Catalyst interviewed 93 executives at six global organizations, identifying best practices.

An example of a leading company is Deutsche Bank, which pairs high-performing women from all business units with a member of the Deutsche Bank's Group Executive Committee (GEC) to prepare them for the most senior positions.

Another is GEC, whose members actively advocate for and champion women who are in the sponsorship program called Accomplished Top Leaders Advancement Strategy. Women go through an in-depth assessment, attend regular meetings as a group to focus on relevant strategic topics, and attend an annual group session to expand networks and challenge men and managers in lower positions to give more thought to women careers.

Additionally, Citi developed the 18-month Women Leading Citi program to support high-performing women who have the potential to move into senior leadership.
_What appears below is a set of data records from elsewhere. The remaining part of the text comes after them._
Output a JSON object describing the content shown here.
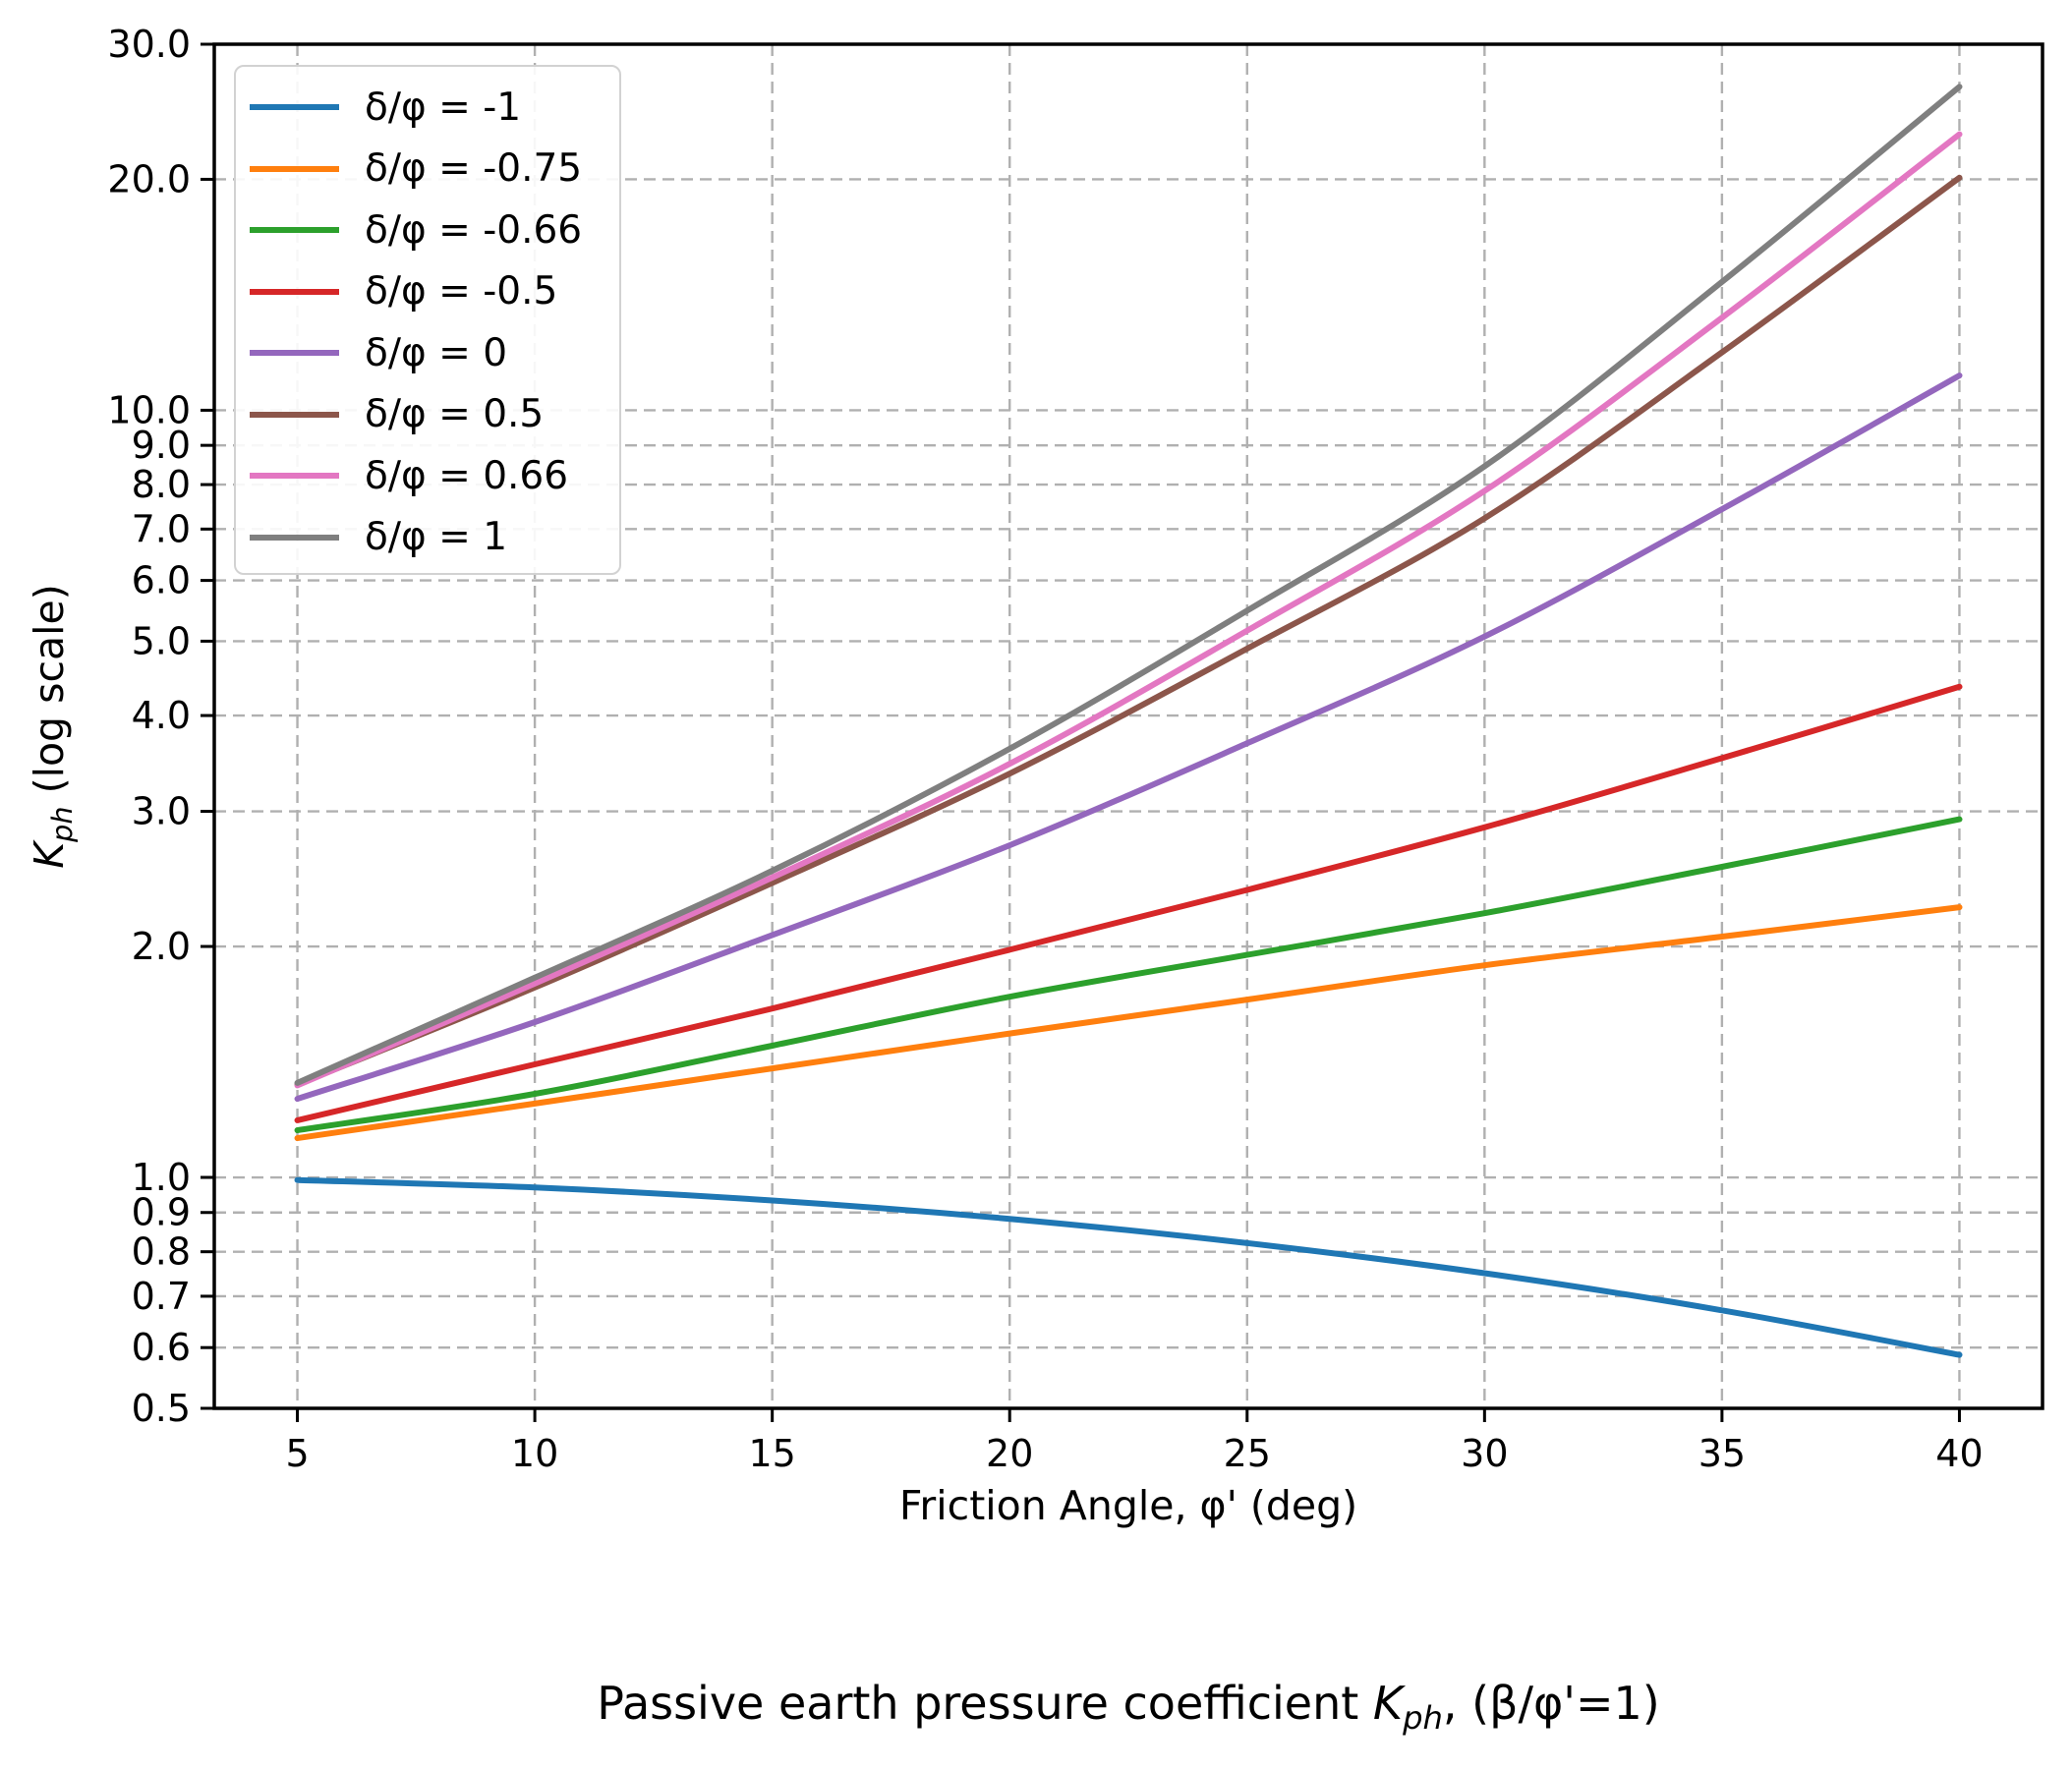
{
  "chart_data": {
    "type": "line",
    "title": "Passive earth pressure coefficient K_ph, (β/φ'=1)",
    "title_parts": {
      "pre": "Passive earth pressure coefficient ",
      "var": "K",
      "sub": "ph",
      "post": ", (β/φ'=1)"
    },
    "xlabel": "Friction Angle, φ' (deg)",
    "ylabel": "K_ph (log scale)",
    "ylabel_parts": {
      "var": "K",
      "sub": "ph",
      "rest": " (log scale)"
    },
    "yscale": "log",
    "grid": true,
    "legend_position": "upper left",
    "xlim": [
      3.25,
      41.75
    ],
    "ylim": [
      0.5,
      30
    ],
    "x": [
      5,
      10,
      15,
      20,
      25,
      30,
      35,
      40
    ],
    "x_ticks": [
      5,
      10,
      15,
      20,
      25,
      30,
      35,
      40
    ],
    "x_tick_labels": [
      "5",
      "10",
      "15",
      "20",
      "25",
      "30",
      "35",
      "40"
    ],
    "y_ticks": [
      30,
      20,
      10,
      9,
      8,
      7,
      6,
      5,
      4,
      3,
      2,
      1,
      0.9,
      0.8,
      0.7,
      0.6,
      0.5
    ],
    "y_tick_labels": [
      "30.0",
      "20.0",
      "10.0",
      "9.0",
      "8.0",
      "7.0",
      "6.0",
      "5.0",
      "4.0",
      "3.0",
      "2.0",
      "1.0",
      "0.9",
      "0.8",
      "0.7",
      "0.6",
      "0.5"
    ],
    "series": [
      {
        "name": "δ/φ = -1",
        "color": "#1f77b4",
        "values": [
          0.992,
          0.97,
          0.933,
          0.883,
          0.821,
          0.75,
          0.671,
          0.587
        ]
      },
      {
        "name": "δ/φ = -0.75",
        "color": "#ff7f0e",
        "values": [
          1.125,
          1.248,
          1.387,
          1.54,
          1.705,
          1.89,
          2.06,
          2.25
        ]
      },
      {
        "name": "δ/φ = -0.66",
        "color": "#2ca02c",
        "values": [
          1.152,
          1.285,
          1.485,
          1.72,
          1.95,
          2.21,
          2.54,
          2.93
        ]
      },
      {
        "name": "δ/φ = -0.5",
        "color": "#d62728",
        "values": [
          1.187,
          1.404,
          1.66,
          1.98,
          2.37,
          2.86,
          3.52,
          4.36
        ]
      },
      {
        "name": "δ/φ = 0",
        "color": "#9467bd",
        "values": [
          1.266,
          1.594,
          2.07,
          2.71,
          3.68,
          5.07,
          7.43,
          11.1
        ]
      },
      {
        "name": "δ/φ = 0.5",
        "color": "#8c564b",
        "values": [
          1.322,
          1.768,
          2.42,
          3.36,
          4.89,
          7.23,
          11.9,
          20.1
        ]
      },
      {
        "name": "δ/φ = 0.66",
        "color": "#e377c2",
        "values": [
          1.318,
          1.789,
          2.46,
          3.46,
          5.16,
          7.85,
          13.2,
          22.9
        ]
      },
      {
        "name": "δ/φ = 1",
        "color": "#7f7f7f",
        "values": [
          1.328,
          1.821,
          2.51,
          3.62,
          5.48,
          8.45,
          14.7,
          26.4
        ]
      }
    ]
  }
}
The goals include exposing women to senior managers, broadening women's visibility, providing career development and leadership skills, and supporting firm-wide efforts around talent and mobility.

Power to Lead
Each of the D&I training sessions need to be reconsidered, too. After the #MeToo movement, Dell Technologies revised its D&I training to address what it means to be in a position of power.

Take an assessment of who is currently being sponsored or mentored. If it is mostly men, it is time to add qualified women.

The Society for Human Resources Management recommends increasing transparency of sponsorship or mentoring programs, helping male leaders develop a comfortable authentic relationship with female colleagues that includes having conversations that acknowledge differences, and developing circles of male and female peers to strengthen the exchange of information.

Advancing women depends on an organizational culture that recognizes the power of women to lead.